A design lead who works in Technopark, Thiruvananthapuram, Akhil was into art ever since he was young. But he never took it seriously, that was until a few years ago when he got hooked on to hyper-realistic works. He was stupefied by the immense depth and the scale of detailing involved in portraits. “I was following a lot of international artists and their work impressed me. It threw open a new world to me.
I was inspired. It amazed me that one could draw like this! And that is how I started,” says Akhil.
His first work was a portrait of actor Morgan Freeman. “His is an iconic face, where there is immense scope for detailing. It is also a very challenging face to recreate. Once I created the portrait, I was confident enough. Setting aside all the technicalities involved, what you need while doing the hyper-realistic painting is that you need a lot of patience,” says Akhil who works at Attinad Software.
For Akhil art is all about satisfying the self. “I think it is the same for every artist.
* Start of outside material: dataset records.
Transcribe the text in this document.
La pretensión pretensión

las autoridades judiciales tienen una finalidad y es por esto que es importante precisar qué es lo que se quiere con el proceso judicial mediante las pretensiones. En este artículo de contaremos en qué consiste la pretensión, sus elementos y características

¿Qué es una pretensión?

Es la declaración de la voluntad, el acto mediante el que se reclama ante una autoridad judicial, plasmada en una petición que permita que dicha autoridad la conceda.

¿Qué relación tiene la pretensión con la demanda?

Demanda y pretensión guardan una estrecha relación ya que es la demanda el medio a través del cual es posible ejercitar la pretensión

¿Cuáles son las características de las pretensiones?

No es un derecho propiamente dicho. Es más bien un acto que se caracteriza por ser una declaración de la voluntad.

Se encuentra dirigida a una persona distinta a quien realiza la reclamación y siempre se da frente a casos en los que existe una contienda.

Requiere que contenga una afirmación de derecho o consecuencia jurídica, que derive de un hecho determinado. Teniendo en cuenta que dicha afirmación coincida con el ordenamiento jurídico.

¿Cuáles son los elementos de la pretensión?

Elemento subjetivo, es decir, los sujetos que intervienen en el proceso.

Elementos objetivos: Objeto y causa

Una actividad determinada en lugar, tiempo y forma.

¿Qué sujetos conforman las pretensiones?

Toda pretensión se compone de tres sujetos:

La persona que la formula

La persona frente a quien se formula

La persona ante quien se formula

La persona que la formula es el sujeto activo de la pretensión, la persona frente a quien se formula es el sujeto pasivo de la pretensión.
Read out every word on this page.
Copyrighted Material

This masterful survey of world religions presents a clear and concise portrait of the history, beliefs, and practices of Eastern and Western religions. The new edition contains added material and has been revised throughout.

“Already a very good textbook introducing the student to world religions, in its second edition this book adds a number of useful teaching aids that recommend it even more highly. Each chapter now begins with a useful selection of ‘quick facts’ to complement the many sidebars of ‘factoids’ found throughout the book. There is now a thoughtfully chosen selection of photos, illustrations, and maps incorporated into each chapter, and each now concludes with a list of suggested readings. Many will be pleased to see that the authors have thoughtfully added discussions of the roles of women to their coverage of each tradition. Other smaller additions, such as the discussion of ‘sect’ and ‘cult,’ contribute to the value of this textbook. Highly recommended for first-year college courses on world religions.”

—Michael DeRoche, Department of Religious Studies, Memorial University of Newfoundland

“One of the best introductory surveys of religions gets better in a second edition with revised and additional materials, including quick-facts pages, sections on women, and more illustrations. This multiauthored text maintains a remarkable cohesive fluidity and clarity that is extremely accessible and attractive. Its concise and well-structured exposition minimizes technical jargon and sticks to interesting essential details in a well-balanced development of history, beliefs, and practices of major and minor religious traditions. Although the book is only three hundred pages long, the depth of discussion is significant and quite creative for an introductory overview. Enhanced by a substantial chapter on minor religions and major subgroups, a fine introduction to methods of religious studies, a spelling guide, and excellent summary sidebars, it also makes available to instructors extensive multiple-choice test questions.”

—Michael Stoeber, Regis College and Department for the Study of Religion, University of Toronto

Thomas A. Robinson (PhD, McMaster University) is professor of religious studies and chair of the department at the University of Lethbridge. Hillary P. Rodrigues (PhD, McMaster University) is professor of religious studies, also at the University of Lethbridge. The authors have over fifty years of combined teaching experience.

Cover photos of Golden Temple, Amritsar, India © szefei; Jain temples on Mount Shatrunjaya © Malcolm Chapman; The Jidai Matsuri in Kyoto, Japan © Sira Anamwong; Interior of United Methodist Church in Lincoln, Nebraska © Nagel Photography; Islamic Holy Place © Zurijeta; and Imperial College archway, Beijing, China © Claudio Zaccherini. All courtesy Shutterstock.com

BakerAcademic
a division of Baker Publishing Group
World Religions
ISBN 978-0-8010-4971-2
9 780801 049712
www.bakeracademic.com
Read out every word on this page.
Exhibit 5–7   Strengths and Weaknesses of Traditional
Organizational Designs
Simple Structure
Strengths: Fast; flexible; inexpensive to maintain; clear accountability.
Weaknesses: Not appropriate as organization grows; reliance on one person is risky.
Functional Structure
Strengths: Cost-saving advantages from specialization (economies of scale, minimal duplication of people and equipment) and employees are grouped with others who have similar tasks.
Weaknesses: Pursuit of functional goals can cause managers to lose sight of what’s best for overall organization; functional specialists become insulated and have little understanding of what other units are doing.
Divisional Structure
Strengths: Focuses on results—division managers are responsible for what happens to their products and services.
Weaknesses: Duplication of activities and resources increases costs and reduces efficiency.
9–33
You set a threshold of perfection before you start the work. You will keep pushing and perfecting until you reach there. And once you complete the work, it infuses in you a sense of satisfaction, happiness and confidence. On a personal level, it gives a lot of boost and conviction,” says Akhil.
For the past five years, Akhil has been exploring and experimenting with the hyper-realistic medium. “It is just that I never get enough time to create. Also, I am very particular about having the right state of mind while making a portrait. And lately, my patience level is also slumping,” he chuckles. Akhil next hopes to delve more into doing portraits in watercolour. “Watercolour is a medium with immense possibilities. I want to experiment with the medium next,” he says.